WCA 2 is already below its floor.

“WCA 3A, two days ago was just slightly above its regulatory floor,” Mr. Mitnik said. “Should WCA 3 cross below its floor, in order to move water to the lower east coast, we would have to start bringing in water from Lake Okeechobee prior to those types of operations.”

He said they want to keep the water as high in the system as possible because that provides the greatest flexibility to address rain deficits. They rely on gravity flow to move most of the water. Once water flows south, they can’t move it north again.

He said 96 percent of the public water supply in the district comes from groundwater. “The vast majority of utilities along lower east coast pull groundwater as their source of water.”

The lake and WCAs serve as the primary recharge for the aquifers. The water management district has a network of water monitoring wells. The monitoring sites show the water levels are in their average or slightly below average levels for this time of year, he said.

He said if the groundwater levels decline, it increases the chance of saltwater intrusion.

Lawrence Glenn, who provided the environmental conditions report for the governing board, said the system is “pretty much dried out.”

When Lake Okeechobee’s water level is below 12 feet (above sea level), approximately 80 percent or more of the lake’s marshes are dry, he explained.

This affects animals that use the marsh habitat.

Conditions are very good for submerged aquatic vegetation (SAV) growth, he said, which is good for the ecology of the lake. While it is beneficial to the SAV, the low water level will impact in a negative way other organisms that use that marsh, he said.

He said there has been an increase in foraging water birds from about 6,000 to 9,000 because as the marsh dries out, it concentrates prey in the drying pools.

Birds that were using areas outside of the marsh to forage are moving into the Lake O drying ponds to feed.

While the wading birds are foraging, they are not nesting, he added. He said there are only 250 nesting pairs of wading birds in lake marsh this year because the marsh is just too dry.

There are no snail kites nesting in the lake marshes, he continued. This year has brought the slowest start to snail kites since 2010.

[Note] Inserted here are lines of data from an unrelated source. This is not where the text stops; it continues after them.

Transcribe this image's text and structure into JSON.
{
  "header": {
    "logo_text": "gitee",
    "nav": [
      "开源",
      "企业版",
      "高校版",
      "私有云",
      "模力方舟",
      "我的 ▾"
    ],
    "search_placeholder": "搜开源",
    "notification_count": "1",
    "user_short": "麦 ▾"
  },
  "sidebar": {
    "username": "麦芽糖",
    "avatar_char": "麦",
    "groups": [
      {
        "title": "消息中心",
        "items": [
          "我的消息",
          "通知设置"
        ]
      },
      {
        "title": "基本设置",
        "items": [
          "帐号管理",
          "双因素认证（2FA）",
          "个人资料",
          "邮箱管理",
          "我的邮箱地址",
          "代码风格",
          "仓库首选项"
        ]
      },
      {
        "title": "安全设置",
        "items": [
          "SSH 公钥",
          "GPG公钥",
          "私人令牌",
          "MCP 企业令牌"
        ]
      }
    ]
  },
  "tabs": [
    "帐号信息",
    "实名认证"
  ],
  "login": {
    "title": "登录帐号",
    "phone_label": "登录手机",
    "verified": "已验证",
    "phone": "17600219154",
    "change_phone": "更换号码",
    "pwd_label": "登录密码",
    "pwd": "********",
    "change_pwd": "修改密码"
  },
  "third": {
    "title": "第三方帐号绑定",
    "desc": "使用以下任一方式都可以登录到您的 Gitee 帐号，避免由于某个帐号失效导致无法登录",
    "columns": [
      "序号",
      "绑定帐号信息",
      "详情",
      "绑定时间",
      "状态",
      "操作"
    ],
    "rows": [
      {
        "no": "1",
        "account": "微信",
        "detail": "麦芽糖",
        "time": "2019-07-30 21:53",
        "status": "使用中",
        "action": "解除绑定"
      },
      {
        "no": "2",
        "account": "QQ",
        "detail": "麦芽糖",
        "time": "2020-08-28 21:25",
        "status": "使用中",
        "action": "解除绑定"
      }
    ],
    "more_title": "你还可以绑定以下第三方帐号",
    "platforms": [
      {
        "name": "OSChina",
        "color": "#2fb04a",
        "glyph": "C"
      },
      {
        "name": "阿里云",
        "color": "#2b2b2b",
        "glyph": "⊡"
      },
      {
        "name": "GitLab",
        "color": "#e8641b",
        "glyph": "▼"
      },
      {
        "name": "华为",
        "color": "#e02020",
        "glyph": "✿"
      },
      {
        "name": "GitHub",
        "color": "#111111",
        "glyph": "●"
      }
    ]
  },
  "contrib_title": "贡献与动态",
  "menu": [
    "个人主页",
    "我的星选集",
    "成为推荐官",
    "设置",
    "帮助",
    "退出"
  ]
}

“When it is very dry, birds are looking to maintain their energy for their own survival. They are not going to invest that into young,” Mr. Glenn said.

He said the lake has less potential for a cyanobacteria blooms this year.

He said there is some potential for a blue-green algae bloom on the east side of the lake. He said they took samples on April 6 and 8 and sent them to Florida Department of Environmental Regulation for testing.

Overall the bloom potential is looking low, he added. Algae is a normal part of the lake’s ecosystem, he said. It’s always there as it is in all lakes.

Mr. Glenn said the increase in SAV will help reduce algae blooms in the lake because the SAV competes for the same nutrients as the algae.

He said the algae on the east side of the lake might have been wind blown against that shore. Cyanobacteria has the ability to rise and fall in a water column, but is moved from one area on the lake to another by wind and wave action.

While no water from the lake has been released to the St. Lucie River, some water from the C-44 basin has backflowed into Lake Okeechobee. This is common when the lake falls below 12 feet. According to the University of Florida Water Institute study, the water from the C-44 basin is higher in phosphorus and nitrogen than is the lake water. During the public comment period, Nyla Pipes of One Florida Foundation pointed out that the nutrients in the backflow feed algae blooms on the east side of the lake.